Alla fine della giornata di Capodanno, Rosita era affamata, ma soddisfatta. Aveva terminato Rondini d’inverno, letto tutto d’un fiato, come ai vecchi tempi e ne era entusiasta.
Quando leggeva un bel libro, le tornava la speranza.
Le pareva che in giro ci fosse ancora bellezza e dunque il futuro poteva riservare qualche novità piacevole.
Mangiò una pizza capricciosa ordinata alla pizzeria sotto casa e si coricò, dormendo serenamente, dopo tanto tempo.
Il giorno dopo andò a prendere Bones.
Era una bassottina a pelo ispido, decisamente agitata. Abbaiava moltissimo. Ma forse, pensava e sperava Rosita, per protesta contro
le sue padrone sciroccate.
Il nome, però, era simpatico e non a caso l’aveva scelto Piero, suo fratello, grandissimo fan dell’antropologa forense della serie tv Bones.
“Vedi, alla canina piacciono le ossa, proprio come a Temperance Brennan e noi la chiameremo Bones!”.
La prima sera con la cagnolina fu piuttosto critica. Sembrava piangesse, tanto disperati erano i suoi guaiti.
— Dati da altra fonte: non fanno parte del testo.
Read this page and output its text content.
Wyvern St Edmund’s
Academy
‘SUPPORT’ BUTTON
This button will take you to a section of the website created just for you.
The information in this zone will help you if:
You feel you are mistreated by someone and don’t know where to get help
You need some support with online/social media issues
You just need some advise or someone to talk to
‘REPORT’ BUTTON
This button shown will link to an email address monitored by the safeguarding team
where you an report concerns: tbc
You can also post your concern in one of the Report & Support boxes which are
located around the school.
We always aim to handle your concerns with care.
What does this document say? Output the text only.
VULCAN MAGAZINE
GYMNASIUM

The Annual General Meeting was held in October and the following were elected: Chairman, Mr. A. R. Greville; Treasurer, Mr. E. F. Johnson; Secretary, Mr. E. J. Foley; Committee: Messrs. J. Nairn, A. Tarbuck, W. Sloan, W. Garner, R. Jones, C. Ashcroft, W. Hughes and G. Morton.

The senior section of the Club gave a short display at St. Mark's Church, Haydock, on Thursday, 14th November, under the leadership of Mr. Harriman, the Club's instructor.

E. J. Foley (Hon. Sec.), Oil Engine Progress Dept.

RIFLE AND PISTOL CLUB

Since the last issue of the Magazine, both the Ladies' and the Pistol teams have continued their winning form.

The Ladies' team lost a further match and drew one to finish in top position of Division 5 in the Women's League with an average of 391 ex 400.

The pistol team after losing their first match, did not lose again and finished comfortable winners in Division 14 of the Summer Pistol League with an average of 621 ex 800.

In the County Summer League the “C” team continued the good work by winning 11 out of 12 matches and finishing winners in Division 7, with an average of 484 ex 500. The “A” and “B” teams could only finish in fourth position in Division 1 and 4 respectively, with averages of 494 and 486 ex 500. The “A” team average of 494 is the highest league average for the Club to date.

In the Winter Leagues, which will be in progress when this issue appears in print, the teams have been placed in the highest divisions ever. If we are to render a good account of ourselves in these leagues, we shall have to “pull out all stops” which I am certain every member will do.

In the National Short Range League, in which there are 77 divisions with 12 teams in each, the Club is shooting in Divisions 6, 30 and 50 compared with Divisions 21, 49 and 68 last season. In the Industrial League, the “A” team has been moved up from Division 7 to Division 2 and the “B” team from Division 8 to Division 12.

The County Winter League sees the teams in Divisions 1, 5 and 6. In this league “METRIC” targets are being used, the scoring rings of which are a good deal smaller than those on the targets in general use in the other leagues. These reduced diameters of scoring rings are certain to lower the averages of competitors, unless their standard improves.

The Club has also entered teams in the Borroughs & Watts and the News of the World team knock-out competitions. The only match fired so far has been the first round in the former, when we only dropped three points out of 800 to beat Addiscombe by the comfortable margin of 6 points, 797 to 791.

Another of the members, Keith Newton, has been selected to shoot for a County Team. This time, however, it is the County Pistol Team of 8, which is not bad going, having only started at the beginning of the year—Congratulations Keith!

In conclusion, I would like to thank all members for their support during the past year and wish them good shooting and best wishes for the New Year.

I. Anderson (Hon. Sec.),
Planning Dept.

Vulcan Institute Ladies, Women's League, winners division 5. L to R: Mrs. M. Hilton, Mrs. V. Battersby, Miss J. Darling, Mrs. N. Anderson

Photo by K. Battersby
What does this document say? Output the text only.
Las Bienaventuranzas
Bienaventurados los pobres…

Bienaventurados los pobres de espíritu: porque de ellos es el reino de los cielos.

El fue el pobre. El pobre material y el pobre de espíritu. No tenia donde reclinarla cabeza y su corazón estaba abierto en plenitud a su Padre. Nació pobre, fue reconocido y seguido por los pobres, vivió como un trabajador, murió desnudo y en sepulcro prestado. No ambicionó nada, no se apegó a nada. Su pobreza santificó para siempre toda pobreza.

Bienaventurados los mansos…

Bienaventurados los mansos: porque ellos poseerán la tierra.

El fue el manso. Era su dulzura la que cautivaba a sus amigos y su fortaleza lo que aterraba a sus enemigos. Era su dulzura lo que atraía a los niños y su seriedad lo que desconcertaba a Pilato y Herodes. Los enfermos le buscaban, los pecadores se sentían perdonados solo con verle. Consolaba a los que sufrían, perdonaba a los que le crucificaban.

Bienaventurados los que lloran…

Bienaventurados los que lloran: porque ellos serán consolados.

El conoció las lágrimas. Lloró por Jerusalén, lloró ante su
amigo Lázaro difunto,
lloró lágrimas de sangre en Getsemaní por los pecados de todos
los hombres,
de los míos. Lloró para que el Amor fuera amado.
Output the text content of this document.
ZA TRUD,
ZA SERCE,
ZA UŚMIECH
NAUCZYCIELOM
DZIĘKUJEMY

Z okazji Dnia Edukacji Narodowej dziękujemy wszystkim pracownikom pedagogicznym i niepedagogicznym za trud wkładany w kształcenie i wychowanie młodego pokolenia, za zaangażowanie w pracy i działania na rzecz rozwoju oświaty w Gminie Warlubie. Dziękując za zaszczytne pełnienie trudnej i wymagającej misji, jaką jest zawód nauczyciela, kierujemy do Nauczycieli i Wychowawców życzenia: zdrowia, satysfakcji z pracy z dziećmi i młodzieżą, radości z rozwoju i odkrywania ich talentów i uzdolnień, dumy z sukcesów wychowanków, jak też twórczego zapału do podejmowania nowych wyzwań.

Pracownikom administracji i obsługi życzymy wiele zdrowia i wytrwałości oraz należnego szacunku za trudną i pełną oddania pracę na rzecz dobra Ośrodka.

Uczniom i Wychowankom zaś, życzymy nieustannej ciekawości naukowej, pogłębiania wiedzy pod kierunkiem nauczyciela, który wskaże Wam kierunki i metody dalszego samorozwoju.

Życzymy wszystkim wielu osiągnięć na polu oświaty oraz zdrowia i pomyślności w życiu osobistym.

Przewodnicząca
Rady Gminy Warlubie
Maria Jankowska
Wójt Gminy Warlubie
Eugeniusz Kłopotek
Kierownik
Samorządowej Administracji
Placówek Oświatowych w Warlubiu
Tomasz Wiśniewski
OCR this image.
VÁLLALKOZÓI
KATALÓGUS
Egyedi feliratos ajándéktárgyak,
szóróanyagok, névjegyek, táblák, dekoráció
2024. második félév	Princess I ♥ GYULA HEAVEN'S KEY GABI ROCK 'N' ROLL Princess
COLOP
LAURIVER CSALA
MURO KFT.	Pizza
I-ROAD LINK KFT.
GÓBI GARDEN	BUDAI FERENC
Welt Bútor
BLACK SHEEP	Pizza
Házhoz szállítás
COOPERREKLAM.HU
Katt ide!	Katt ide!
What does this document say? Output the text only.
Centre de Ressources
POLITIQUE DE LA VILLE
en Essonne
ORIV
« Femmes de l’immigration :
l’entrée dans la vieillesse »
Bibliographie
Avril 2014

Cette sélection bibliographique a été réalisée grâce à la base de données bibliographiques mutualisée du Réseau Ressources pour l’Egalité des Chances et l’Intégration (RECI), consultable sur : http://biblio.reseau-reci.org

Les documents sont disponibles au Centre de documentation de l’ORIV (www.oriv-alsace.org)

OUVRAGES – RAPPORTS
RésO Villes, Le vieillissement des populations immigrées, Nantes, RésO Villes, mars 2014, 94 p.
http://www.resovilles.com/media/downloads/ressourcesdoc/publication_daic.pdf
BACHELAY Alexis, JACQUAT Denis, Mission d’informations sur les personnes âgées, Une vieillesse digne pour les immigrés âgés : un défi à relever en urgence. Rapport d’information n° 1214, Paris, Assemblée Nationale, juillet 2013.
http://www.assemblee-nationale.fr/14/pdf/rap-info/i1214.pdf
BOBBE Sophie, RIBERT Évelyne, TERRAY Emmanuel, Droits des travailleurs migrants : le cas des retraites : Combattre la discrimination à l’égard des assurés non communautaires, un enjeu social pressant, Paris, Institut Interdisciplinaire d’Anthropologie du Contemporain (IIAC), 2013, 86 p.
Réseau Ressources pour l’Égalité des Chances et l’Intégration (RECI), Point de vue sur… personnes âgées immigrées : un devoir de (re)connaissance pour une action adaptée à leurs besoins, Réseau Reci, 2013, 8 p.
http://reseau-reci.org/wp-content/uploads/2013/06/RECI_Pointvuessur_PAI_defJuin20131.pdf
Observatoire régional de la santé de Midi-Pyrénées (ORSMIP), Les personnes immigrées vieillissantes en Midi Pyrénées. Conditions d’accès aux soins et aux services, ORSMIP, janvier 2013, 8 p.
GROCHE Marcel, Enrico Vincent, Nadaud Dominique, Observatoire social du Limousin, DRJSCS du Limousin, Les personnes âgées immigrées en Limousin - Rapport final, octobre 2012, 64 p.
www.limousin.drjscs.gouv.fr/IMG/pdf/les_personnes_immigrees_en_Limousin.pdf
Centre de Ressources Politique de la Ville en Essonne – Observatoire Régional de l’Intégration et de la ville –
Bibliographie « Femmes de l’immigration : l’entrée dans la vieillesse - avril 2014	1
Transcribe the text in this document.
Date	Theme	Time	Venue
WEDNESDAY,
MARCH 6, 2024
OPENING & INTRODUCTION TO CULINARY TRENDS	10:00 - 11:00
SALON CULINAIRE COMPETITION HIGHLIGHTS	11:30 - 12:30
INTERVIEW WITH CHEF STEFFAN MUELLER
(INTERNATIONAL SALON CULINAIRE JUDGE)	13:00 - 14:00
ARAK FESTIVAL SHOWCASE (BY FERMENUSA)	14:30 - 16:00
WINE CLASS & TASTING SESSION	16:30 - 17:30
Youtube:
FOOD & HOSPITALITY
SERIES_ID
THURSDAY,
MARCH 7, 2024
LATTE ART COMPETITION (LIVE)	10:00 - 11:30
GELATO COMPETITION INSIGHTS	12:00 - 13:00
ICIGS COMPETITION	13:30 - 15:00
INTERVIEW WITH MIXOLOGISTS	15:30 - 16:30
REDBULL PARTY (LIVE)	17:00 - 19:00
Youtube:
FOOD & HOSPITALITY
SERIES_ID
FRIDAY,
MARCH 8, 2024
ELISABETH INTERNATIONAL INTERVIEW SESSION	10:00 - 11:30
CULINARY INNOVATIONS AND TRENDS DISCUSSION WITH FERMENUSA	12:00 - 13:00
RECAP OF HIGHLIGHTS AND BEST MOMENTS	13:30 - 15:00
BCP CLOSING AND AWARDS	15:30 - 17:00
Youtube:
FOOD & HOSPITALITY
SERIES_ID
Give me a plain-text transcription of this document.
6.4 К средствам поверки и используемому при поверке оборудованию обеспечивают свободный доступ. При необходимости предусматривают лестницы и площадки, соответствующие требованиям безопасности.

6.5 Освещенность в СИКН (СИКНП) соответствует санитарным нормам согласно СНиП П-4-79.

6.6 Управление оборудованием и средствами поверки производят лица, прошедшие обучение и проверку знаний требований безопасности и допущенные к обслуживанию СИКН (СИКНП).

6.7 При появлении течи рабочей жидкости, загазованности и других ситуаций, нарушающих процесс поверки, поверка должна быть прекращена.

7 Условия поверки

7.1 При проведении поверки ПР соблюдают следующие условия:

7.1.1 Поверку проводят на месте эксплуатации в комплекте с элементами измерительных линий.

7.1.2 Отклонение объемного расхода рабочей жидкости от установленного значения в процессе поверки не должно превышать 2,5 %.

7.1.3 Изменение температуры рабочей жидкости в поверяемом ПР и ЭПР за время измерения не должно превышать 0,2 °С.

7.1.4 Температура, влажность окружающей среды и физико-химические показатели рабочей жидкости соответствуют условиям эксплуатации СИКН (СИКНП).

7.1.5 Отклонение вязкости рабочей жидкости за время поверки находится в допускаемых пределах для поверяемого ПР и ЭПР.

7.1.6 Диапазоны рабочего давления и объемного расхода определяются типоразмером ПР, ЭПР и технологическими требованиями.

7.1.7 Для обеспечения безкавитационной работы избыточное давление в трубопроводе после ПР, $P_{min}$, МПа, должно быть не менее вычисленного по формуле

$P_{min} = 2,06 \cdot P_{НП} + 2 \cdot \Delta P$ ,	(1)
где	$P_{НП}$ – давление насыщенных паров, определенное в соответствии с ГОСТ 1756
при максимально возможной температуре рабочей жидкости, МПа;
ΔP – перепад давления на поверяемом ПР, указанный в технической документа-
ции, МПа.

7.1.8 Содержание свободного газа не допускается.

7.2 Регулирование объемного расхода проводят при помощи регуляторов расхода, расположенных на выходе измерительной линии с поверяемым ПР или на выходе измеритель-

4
Rosita non sapeva che fare. Il suo primo istinto sarebbe stato di mettersi a piangere anche lei insieme al cane.
Poi si mise Bones sulle gambe e cominciò a cullarla.
Così si addormentarono entrambe sotto la copertina con cui Rosita era solita avvolgersi da quando era rimasta sola.
Furono svegliate prestissimo dalla suoneria del telefono, una suoneria personalizzata, per la verità, “Pippo non lo sa”, tutta dedicata alla cognatina che, come Pippo, si credeva bella come un Apollo (magari una Venere), ma saltellava come un pollo.
Rosita guardò l’ora. Erano appena le sei, ma che voleva a quell’ora antelucana?
“Rosita – esordì Nevada a voce altissima – Ricordati di non dare da mangiare i tuoi avanzi a Bones, che poi me lo immagino che schifezze mangi. Non sei mai stata una grande cuoca, neppure da sposata, figurati ora che sei sola, poi non hai nemmeno figli, non hai dovuto imparare niente”
Rosita, di nuovo, ribolliva di rabbia. Ma senti questa scema, pensava.
“Certo per il cane è un sacrificio stare con te, ma d’altra parte anche noi abbiamo diritto a una vacanza tranquilli. Mi raccomando, portala fuori tre volte al giorno e non ti dimenticare i croccantini di marca Miobassotto…”
Rosita grugnì una risposta e salutò velocemente la cognata.
Voleva tornare a dormire e anche Bones pareva della stessa idea.
Nevada continuava a blaterare.
Gli occhi di Rosita si posarono sul quadernino.
Mentre la cognata proseguiva con le sue raccomandazioni, lei scrisse sulla prima pagina: “Ciao, Nevada”, a grandi lettere.
“Ciao, Nevada, buon viaggio. Io torno a dormire”.
“Sì, tu, non avendo figli, sei abituata a un sonno indisturbato, sempre. Eh, hai visto un bel mondo”
Rosita ripetè: “Ciao, Nevada” e chiuse il telefono.